В 1917 году Ленин осознавал, что Россия не готова к социализму. Но надеялся на социалистические революции в развитых капиталистических странах Запада. Революция в России мыслилась как пусковой крючок «мировой революции». В результате чего в союзе с победившим социализмом в этих странах Россия смогла бы преодолеть свою отсталость. Это была роковая ошибка. Ее теоретическое выражение - ленинский тезис о том, что современный ему капитализм переживает последнюю фазу в своем развитии - фазу империализма как кануна социалистической революции. Основания для такого суждения были. Первая половина XX века - глобальный кризис капитализма: две мировые войны, экономический кризис 1929 года, попытки социалистических революций и фашистские режимы в целом ряде стран. Находясь «внутри» такого социального катаклизма, немудрено было ошибиться. Это теперь, задним числом ясно, что то был очередной, а не конечный кризис капиталистической формации. И пережив его, капитализм вышел на новый этап своего развития.
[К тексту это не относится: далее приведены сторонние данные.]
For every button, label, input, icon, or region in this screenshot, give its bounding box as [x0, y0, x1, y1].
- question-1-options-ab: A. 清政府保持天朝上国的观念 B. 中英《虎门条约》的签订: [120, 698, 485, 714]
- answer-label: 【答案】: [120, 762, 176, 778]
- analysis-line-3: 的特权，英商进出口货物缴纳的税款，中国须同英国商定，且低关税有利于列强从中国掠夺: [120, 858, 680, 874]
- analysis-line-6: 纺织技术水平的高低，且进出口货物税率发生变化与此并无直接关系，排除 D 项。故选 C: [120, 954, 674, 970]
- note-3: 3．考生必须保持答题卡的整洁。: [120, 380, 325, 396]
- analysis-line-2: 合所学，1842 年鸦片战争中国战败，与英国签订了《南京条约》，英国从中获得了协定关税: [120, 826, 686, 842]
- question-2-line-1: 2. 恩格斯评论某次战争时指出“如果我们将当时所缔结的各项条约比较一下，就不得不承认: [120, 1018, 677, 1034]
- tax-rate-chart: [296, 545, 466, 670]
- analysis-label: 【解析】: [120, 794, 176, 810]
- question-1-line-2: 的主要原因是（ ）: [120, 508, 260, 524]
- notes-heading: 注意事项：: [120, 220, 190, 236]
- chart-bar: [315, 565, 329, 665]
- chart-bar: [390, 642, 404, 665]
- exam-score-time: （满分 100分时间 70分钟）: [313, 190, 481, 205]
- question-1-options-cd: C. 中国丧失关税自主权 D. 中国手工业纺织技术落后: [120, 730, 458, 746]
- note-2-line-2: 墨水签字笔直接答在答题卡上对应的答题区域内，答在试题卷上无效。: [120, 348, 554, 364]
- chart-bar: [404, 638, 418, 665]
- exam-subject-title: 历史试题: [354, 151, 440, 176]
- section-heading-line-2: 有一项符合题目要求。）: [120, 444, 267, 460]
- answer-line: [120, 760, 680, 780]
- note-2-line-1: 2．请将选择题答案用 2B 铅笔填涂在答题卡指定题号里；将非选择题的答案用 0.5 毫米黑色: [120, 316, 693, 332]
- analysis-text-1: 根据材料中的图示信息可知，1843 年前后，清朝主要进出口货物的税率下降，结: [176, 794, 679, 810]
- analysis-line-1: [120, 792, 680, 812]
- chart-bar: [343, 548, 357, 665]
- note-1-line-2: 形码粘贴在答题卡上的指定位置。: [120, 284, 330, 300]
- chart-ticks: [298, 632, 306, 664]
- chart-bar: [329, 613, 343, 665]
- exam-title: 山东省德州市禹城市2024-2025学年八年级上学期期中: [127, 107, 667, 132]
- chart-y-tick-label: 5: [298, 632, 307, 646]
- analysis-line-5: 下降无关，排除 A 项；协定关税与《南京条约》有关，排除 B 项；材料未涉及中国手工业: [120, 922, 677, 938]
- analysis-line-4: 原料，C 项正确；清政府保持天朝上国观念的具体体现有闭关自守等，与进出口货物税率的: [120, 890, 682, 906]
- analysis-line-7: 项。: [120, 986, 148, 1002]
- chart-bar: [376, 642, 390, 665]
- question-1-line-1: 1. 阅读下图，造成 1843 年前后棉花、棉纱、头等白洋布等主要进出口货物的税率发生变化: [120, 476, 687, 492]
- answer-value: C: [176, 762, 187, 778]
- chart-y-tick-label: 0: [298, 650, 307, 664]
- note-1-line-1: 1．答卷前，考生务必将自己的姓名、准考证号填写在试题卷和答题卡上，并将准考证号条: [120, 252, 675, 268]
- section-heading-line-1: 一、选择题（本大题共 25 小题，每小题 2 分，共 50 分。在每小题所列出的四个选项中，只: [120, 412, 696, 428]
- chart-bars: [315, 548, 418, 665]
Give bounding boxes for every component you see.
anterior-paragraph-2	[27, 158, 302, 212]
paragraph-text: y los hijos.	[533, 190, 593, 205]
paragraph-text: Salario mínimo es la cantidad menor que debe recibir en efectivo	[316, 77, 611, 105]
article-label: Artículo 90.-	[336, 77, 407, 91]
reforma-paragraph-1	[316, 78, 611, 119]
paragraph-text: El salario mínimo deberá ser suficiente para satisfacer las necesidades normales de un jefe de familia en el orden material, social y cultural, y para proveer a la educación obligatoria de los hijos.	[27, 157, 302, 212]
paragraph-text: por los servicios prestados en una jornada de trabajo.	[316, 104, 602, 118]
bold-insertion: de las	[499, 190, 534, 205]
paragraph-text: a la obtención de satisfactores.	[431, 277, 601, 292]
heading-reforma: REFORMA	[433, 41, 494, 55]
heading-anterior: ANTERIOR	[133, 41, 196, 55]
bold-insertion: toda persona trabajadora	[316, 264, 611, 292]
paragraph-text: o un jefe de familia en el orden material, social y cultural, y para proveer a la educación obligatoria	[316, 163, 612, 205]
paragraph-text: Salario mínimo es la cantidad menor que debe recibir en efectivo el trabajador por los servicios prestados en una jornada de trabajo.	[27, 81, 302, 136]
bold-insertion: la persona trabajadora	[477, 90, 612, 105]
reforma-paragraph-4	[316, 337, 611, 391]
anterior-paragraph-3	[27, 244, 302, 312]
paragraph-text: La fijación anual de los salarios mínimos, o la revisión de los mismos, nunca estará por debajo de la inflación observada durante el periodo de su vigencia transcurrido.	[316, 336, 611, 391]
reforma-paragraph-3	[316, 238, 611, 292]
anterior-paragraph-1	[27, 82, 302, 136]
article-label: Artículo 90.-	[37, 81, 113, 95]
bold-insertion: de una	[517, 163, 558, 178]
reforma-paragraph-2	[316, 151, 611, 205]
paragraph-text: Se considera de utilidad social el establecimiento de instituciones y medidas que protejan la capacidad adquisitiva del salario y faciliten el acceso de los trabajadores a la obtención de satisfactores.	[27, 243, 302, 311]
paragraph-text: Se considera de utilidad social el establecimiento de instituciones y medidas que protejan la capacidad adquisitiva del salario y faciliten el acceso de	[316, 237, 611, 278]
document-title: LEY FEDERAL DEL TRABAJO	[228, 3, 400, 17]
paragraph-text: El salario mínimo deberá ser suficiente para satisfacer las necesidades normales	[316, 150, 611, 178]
После поражения социалистических революций в Германии и Австро-Венгрии в 1918 году, когда стало ясно, что Россия в своем устремлении к социализму оказалась в одиночестве, Ленину не осталось ничего, как уповать на то, что, завоевав политическую власть, установив свою диктатуру, пролетариат сможет «подтянуть» экономику до социалистической зрелости. Но и с этим у него ничего не получилось - ни с диктатурой пролетариата, ни с социалистической экономикой.
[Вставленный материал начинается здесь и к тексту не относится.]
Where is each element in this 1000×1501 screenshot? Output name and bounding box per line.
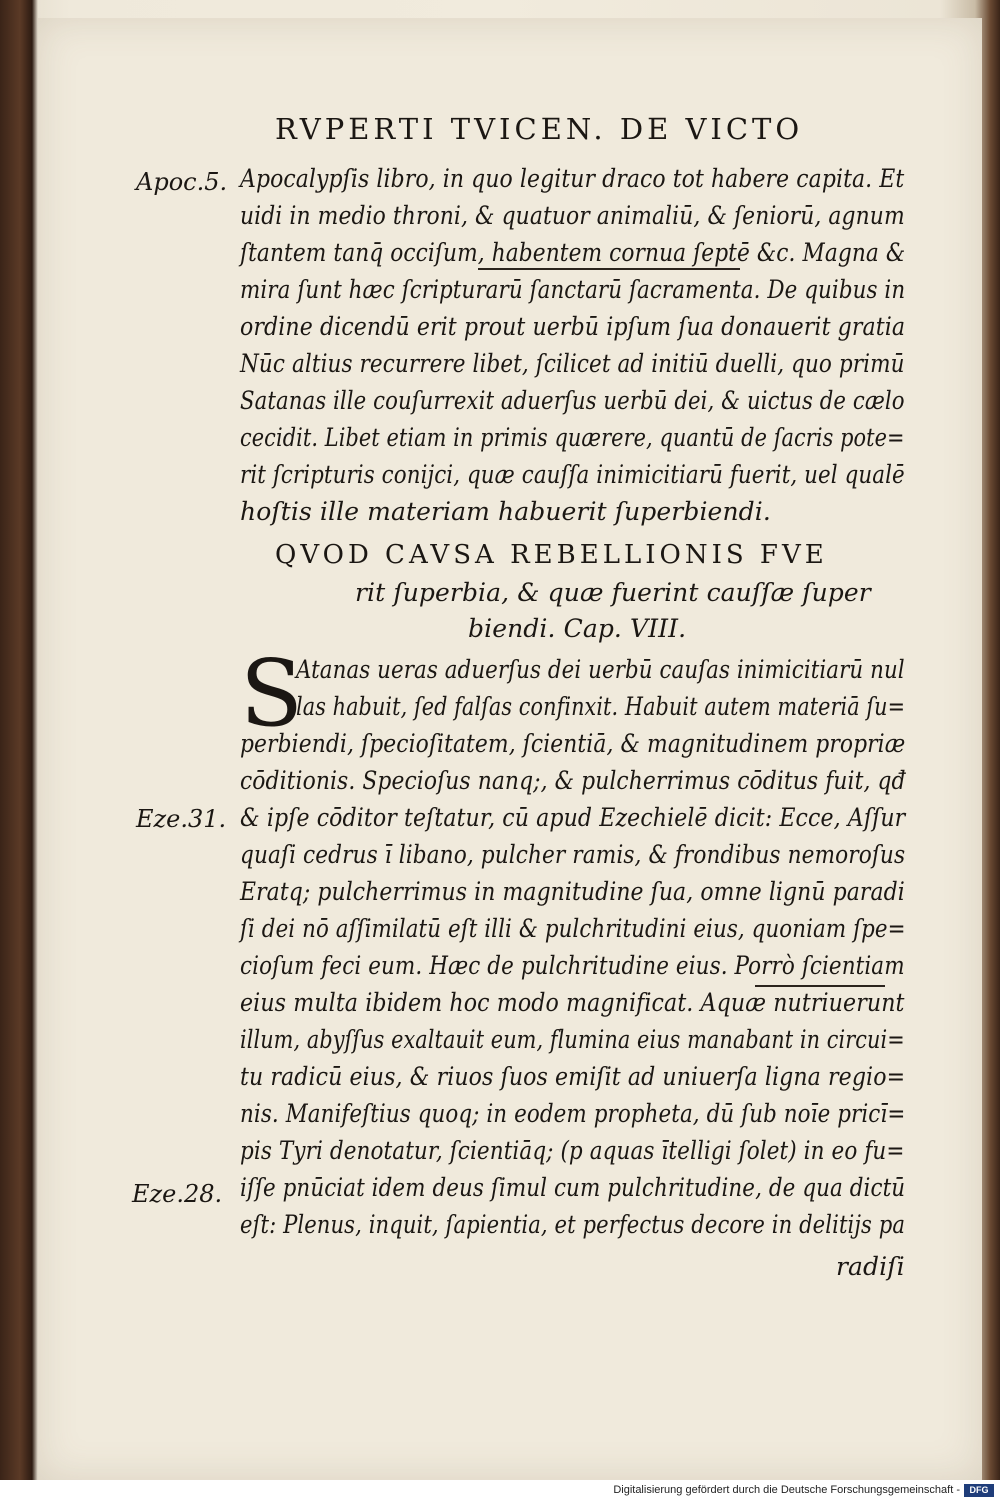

К 1922 году стало ясно, что экономика по преимуществу крестьянской, мелкобуржуазной России не приемлет социалистические принципы организации. Введение НЭПа, то есть частичной рекапитализации (с узаконением частной собственности на средства производства, со «свободной торговли» (то бишь рынком), с девизом «обогащайтесь») было и признанием этого, и адекватной реакцией на объективную ситуацию. В чем надо отдать должное тактическому гению Ленина.

 

Но в политике НЭП лишь усилил существующие противоречия. С самого начала идея установления «диктатуры пролетариата» в России значила установление диктатуры меньшинства общества над его большинством. В реальных же условиях гражданской войны, послевоенной разрухи, а с введением НЭПа и с нарастанием социального влияния реанимированной буржуазии удержать власть и сохранить социалистическую ориентацию развития общества можно было, лишь в форме диктатуры партии, как наиболее сознательной части пролетариата. Причем, партии, имеющей очень жесткую, централизованную организацию. Что неизбежно влекло за собой перерождение политической организации общества в диктатуру партийно-государственной бюрократии.
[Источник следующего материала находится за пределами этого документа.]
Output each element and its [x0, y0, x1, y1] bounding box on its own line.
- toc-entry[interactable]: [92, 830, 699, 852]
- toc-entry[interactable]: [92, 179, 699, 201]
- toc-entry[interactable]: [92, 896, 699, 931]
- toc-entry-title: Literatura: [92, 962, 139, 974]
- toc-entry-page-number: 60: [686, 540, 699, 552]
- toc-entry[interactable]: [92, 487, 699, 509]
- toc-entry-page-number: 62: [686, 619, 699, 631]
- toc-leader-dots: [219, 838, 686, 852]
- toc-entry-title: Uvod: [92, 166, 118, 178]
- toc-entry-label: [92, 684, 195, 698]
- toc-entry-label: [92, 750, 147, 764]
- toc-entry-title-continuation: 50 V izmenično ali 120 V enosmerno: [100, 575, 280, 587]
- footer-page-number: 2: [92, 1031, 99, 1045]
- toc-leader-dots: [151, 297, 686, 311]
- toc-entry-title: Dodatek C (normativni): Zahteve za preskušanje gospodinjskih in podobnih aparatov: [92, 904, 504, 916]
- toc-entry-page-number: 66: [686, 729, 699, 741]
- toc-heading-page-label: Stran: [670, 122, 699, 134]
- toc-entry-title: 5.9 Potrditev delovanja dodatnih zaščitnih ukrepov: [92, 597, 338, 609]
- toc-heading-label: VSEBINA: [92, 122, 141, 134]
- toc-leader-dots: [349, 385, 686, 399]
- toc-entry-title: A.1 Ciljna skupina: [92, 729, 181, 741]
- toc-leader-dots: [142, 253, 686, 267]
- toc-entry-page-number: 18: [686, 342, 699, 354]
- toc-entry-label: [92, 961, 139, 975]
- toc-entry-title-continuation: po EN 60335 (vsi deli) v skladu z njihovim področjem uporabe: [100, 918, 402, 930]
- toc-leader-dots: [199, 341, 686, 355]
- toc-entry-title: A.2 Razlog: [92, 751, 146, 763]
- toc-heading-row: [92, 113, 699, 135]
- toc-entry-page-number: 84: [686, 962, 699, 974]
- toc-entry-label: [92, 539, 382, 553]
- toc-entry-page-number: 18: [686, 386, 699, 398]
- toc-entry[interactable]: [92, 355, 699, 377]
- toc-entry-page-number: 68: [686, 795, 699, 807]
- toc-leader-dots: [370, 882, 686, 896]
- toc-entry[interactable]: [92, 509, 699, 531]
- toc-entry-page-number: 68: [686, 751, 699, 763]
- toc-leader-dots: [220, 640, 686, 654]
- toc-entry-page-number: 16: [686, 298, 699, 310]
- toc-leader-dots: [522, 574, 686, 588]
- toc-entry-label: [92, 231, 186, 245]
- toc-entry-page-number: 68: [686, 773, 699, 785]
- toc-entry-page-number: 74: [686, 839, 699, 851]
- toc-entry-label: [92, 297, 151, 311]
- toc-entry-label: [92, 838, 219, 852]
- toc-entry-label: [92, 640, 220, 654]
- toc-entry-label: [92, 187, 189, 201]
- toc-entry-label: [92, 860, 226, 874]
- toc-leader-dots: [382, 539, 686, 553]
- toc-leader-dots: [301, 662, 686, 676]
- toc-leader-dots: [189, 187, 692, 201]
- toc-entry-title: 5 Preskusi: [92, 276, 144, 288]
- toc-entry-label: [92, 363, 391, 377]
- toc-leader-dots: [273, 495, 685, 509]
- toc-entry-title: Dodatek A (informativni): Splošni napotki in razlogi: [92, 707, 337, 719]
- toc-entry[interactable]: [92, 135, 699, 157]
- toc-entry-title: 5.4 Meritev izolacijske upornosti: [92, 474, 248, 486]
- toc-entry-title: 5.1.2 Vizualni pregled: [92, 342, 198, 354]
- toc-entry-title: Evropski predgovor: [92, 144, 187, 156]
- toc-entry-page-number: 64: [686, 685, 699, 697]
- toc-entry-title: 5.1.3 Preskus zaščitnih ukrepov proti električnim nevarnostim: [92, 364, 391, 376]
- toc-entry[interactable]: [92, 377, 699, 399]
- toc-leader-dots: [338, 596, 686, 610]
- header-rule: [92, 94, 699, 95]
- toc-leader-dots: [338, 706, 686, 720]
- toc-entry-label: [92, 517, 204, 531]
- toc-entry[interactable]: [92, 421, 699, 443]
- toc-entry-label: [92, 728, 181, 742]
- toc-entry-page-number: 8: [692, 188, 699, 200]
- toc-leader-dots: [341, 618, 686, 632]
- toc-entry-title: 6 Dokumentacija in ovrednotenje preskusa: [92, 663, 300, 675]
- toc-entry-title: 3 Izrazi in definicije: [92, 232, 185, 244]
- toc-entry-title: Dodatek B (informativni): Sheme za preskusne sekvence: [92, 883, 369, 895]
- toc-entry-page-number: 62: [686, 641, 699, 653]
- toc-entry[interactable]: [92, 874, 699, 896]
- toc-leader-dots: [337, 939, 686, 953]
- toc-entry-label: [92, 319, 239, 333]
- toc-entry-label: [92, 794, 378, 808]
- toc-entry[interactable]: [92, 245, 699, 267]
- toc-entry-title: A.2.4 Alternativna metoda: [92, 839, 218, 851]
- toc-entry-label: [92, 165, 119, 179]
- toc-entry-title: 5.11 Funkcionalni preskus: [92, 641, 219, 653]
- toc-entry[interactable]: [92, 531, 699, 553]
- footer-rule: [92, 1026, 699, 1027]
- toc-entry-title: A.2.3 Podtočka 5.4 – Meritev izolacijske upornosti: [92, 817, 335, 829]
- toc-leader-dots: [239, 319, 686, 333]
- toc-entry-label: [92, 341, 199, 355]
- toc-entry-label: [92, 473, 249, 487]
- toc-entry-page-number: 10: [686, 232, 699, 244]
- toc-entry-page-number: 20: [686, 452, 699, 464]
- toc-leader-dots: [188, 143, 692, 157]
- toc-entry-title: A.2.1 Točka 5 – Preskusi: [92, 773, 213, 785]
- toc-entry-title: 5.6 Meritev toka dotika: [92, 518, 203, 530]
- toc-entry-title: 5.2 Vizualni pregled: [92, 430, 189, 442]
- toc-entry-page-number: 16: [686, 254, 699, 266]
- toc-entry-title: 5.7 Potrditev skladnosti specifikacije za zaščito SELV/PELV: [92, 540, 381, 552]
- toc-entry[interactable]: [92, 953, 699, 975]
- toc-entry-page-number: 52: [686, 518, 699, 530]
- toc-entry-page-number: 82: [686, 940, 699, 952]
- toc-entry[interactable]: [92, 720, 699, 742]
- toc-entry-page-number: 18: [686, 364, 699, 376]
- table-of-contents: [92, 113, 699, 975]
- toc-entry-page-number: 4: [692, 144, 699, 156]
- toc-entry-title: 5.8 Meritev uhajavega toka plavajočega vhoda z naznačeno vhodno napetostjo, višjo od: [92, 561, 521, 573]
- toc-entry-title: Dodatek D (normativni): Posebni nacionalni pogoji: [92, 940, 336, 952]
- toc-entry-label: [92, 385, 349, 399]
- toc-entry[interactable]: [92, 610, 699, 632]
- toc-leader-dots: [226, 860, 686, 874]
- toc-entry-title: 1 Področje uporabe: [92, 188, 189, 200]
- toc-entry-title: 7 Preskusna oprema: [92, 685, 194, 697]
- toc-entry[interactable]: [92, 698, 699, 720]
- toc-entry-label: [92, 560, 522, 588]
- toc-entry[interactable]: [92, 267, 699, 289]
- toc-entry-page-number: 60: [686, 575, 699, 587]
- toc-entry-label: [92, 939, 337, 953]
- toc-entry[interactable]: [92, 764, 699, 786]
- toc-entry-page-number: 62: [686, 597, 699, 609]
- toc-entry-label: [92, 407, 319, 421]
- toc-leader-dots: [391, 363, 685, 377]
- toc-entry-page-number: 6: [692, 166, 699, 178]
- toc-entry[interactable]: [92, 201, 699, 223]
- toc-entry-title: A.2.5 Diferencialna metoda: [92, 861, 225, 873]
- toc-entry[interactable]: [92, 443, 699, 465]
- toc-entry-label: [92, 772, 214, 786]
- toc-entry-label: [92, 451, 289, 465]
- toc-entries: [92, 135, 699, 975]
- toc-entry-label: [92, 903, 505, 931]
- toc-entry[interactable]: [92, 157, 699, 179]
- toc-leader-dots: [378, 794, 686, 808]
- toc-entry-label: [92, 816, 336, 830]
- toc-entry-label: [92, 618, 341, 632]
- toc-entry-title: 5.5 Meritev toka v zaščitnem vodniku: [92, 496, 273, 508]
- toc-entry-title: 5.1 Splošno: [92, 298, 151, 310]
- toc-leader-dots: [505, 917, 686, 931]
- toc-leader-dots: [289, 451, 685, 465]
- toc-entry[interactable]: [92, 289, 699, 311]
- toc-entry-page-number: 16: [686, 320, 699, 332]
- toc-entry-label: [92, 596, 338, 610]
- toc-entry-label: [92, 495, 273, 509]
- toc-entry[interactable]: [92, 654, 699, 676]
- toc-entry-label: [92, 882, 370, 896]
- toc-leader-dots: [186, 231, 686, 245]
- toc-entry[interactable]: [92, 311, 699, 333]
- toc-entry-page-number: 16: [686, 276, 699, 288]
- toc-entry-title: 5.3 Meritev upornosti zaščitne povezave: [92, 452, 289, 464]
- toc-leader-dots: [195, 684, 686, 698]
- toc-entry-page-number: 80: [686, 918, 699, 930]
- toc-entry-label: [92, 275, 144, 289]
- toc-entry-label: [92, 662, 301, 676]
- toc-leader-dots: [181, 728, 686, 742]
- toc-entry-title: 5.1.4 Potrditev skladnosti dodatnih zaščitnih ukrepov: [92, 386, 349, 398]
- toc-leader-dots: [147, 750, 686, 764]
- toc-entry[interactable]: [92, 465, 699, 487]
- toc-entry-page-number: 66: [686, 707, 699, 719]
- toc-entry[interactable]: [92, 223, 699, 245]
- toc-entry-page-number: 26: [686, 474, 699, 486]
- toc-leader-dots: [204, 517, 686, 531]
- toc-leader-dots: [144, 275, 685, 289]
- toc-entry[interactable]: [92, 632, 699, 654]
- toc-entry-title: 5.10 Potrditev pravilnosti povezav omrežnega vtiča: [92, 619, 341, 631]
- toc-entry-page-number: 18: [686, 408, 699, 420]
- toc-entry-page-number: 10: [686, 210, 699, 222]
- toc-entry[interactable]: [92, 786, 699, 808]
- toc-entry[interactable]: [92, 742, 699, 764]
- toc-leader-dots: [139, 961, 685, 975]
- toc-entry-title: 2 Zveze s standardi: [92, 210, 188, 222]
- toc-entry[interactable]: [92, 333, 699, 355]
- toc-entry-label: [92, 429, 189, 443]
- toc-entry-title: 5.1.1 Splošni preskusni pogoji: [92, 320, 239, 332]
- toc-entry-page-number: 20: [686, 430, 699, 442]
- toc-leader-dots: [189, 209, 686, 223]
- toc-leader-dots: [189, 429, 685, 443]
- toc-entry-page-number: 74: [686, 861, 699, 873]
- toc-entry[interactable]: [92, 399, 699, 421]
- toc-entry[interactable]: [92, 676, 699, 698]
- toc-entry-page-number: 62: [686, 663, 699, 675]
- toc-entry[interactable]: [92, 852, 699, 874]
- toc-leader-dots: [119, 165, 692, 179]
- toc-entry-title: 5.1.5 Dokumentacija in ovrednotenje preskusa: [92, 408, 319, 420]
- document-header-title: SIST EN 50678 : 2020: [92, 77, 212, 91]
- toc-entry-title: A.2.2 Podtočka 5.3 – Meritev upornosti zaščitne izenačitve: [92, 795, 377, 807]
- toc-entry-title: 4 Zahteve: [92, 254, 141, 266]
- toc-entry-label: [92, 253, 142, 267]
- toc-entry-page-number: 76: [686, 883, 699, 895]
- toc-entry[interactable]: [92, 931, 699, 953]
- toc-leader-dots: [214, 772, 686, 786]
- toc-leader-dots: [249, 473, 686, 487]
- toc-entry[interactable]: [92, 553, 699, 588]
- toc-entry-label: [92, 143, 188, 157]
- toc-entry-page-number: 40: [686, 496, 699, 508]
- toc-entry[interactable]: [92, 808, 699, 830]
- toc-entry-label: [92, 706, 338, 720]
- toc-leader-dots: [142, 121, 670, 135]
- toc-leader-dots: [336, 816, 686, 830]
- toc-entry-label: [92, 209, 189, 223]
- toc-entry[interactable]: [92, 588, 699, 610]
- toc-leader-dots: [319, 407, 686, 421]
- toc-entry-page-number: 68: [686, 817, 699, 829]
И если при жизни Ленина этот процесс еще как-то сдерживался, то уже через четыре года после его смерти, к 1928 году режим такой диктатуры вполне сформировался. Гений Андрея Платонова зафиксировал его в сатирической повести «Город Градов» еще в 1926 году. Главный герой повести Иван Федотович Шмаков - заведующий подотделом губернского земельного управления, обращаясь к своим коллегам-чиновникам, теоретизировал: «Бюрократия имеет заслуги перед революцией: она склеила расползавшиеся части народа, пронизала их волей к порядку и приучила к однообразному пониманию обычных вещей. Без бюрократии, уважаемые ратники государства, не удержаться бы Советскому государству и часа... Я вам сейчас открою тайну нашего века! - Ну-ну! - одобрило собрание. - Открой его черта! А вот сейчас, - обрадовался Шмаков. - Кто мы такие? Мы заместители пролетариев! Стало быть, к примеру, я есть заместитель революционера и хозяина! Чувствуете мудрость? Все замещено! Все стало подложным. Все не настоящее, а суррогат! Были сливки, а стал маргарин: вкусен, а не питателен! Чувствуете, граждане?»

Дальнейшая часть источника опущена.